JC: They were two men who had one goal: to become larger than life. Unfortunately, that led to their downfall… The problem is that from the moment the Beatles arrived, the Colonel was blown away by what was happening in the music world. He then locked Elvis in a golden cage in Las Vegas when the trend was towards world tours. And he watched his foal waste away.

Q. Dans le film biographique de Baz Luhrmann, le colonel Parker affirme que c’est l’amour du public qui a tué Elvis. Qu’en pensez-vous ?

E.L. : Ce qui l’a tué, c’est les drogues. Il en avait besoin pour tenir ce rythme infernal. Il pouvait faire jusqu’à trois shows par soir. Personne n’est capable de faire ça. Il s’est usé. Quand il est mort, il paraît qu’il avait le corps de quelqu’un de 80 ans. C’était un vieillard.

J.C. : Elvis s’est brûlé, tout simplement. Il était arrivé au bout de ce qu’il était capable de faire. Il n’avait plus de nouveaux défis. Mais il s’est donné jusqu’à la toute fin pour son public. J’espère que les gens vont le voir comme ça après avoir vu le film.

Q. Il y a cette scène, assez forte, où Elvis finit par congédier le colonel. Ça se passe en plein milieu d’un concert à Las Vegas. Authentique ?

E.L. : On s’est posé la question. C’est arrivé qu’Elvis se foute de la gueule du colonel, mais de là à avoir fait une scène sur le stage, je pense pas. Il a peut-être fait une scène, mais pas agressive comme ça. Finir un show comme ça ? On l’aurait su.

J.C. : C’est romancé, disons. Ils se sont vraiment engueulés devant les musiciens, mais c’était après le spectacle. Le public était parti.

Q. Quel est l’héritage d’Elvis aujourd’hui, selon vous ? Encore pertinent ou il appartient à une autre époque ?

E.L. : Son histoire va peut-être s’effacer avec les années, mais sa voix va rester. Sa voix est unique.

J.C. : Il a été le premier à faire un vidéoclip [Jailhouse Rock]. The first artist to bring black music into the mainstream. If Elvis isn’t here, the Beatles aren’t here. He influenced many people. Until Celine Dion and Elton John.

Q. But who else loves Elvis? Are there young people in your shows?

EL: It’s certain that 70% of the people who come to my shows are in their fifties on the way up. But I have parents who bring their 15-20 year olds. And I often see young people listening to Elvis.

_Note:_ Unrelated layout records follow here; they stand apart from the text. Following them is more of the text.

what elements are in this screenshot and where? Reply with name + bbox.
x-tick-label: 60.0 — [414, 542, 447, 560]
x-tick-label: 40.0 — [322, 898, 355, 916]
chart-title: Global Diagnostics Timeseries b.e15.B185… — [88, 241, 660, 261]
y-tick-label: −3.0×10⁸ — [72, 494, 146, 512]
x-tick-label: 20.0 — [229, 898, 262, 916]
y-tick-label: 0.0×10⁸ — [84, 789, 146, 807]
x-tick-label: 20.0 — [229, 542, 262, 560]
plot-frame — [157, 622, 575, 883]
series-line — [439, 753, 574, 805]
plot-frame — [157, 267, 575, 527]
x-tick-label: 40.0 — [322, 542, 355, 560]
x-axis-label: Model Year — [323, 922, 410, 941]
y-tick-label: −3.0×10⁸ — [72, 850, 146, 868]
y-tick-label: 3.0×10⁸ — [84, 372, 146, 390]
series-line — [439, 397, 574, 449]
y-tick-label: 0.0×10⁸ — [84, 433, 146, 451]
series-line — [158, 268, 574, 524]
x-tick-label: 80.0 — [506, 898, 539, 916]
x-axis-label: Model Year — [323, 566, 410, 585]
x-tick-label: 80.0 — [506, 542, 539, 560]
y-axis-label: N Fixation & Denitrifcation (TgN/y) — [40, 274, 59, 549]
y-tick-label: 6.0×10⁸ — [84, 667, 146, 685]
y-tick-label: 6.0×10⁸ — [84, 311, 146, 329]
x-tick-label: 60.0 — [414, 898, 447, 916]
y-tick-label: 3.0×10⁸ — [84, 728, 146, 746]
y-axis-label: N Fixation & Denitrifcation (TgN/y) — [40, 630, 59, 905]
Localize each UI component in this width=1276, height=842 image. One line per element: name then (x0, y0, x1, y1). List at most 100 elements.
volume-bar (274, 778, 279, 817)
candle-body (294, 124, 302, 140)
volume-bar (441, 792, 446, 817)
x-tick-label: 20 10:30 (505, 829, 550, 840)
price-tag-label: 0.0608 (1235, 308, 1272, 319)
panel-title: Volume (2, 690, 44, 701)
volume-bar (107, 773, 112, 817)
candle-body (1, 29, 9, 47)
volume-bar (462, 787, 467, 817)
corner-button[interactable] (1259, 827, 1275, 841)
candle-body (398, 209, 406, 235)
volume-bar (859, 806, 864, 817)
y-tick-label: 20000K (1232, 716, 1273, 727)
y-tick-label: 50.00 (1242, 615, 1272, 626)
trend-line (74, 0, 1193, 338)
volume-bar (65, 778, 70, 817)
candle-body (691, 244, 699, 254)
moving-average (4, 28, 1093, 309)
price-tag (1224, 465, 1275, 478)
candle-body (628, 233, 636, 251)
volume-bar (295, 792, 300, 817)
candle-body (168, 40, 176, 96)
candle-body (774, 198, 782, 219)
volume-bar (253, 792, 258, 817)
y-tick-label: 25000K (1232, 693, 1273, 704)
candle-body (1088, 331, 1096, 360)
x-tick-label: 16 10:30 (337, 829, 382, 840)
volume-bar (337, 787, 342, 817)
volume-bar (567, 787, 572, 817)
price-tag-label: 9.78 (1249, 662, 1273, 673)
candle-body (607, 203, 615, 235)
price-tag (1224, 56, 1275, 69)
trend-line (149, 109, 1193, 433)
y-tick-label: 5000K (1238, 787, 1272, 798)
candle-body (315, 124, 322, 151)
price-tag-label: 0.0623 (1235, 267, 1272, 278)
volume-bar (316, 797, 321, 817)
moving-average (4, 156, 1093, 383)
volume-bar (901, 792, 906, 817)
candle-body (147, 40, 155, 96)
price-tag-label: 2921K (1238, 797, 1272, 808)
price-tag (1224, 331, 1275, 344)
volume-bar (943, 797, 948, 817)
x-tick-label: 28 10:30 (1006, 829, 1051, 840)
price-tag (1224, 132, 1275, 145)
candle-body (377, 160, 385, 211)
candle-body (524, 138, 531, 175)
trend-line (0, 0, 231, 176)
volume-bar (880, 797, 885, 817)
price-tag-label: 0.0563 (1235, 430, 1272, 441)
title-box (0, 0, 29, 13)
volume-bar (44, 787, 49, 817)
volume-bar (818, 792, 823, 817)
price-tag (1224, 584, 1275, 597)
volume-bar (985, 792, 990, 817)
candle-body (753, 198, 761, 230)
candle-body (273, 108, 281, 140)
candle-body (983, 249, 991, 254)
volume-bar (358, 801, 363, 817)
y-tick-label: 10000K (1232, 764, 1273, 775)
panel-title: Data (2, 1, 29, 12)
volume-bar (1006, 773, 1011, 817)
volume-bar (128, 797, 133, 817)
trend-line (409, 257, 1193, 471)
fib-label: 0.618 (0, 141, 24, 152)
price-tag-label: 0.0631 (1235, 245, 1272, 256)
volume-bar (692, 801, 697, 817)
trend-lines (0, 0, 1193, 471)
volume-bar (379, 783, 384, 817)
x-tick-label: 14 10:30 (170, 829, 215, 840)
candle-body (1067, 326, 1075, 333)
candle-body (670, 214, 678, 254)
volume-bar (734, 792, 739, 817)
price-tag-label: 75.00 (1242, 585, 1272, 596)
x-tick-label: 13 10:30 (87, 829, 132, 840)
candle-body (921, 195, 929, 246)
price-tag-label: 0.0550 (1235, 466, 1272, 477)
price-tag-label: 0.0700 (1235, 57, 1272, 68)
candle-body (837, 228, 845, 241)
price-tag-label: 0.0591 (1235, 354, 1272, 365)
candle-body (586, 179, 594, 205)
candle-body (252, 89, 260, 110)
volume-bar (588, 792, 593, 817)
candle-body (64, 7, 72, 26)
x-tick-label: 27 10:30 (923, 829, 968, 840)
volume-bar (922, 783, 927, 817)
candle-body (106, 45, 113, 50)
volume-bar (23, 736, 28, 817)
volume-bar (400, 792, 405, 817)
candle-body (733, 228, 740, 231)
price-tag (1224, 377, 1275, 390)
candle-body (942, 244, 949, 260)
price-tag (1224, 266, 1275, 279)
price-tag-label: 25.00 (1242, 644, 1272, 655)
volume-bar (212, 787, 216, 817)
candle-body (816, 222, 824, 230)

JC: I personally present mainly the 1954-1957 era, the era of rock ‘n’ roll, almost rockabilly, very wild in itself. I would say that this era will look a lot like new generations.

Q. And finally, do you have a manager?

EL: I had one at first but we kicked him out after two or three shows. Money was missing from the pot! After that, I always guided myself. It is much work. Since COVID-19 I donate less than shows. I’m 62 years old, I have less strength to prepare everything to get on my feet Internship and be fit.

JC: No at the moment. I had a few agents, but unfortunately things didn’t go so well. I’ve been taking care of my own stuff since the pandemic started. But if you look at the colonel, I say to myself, that’s a good thing!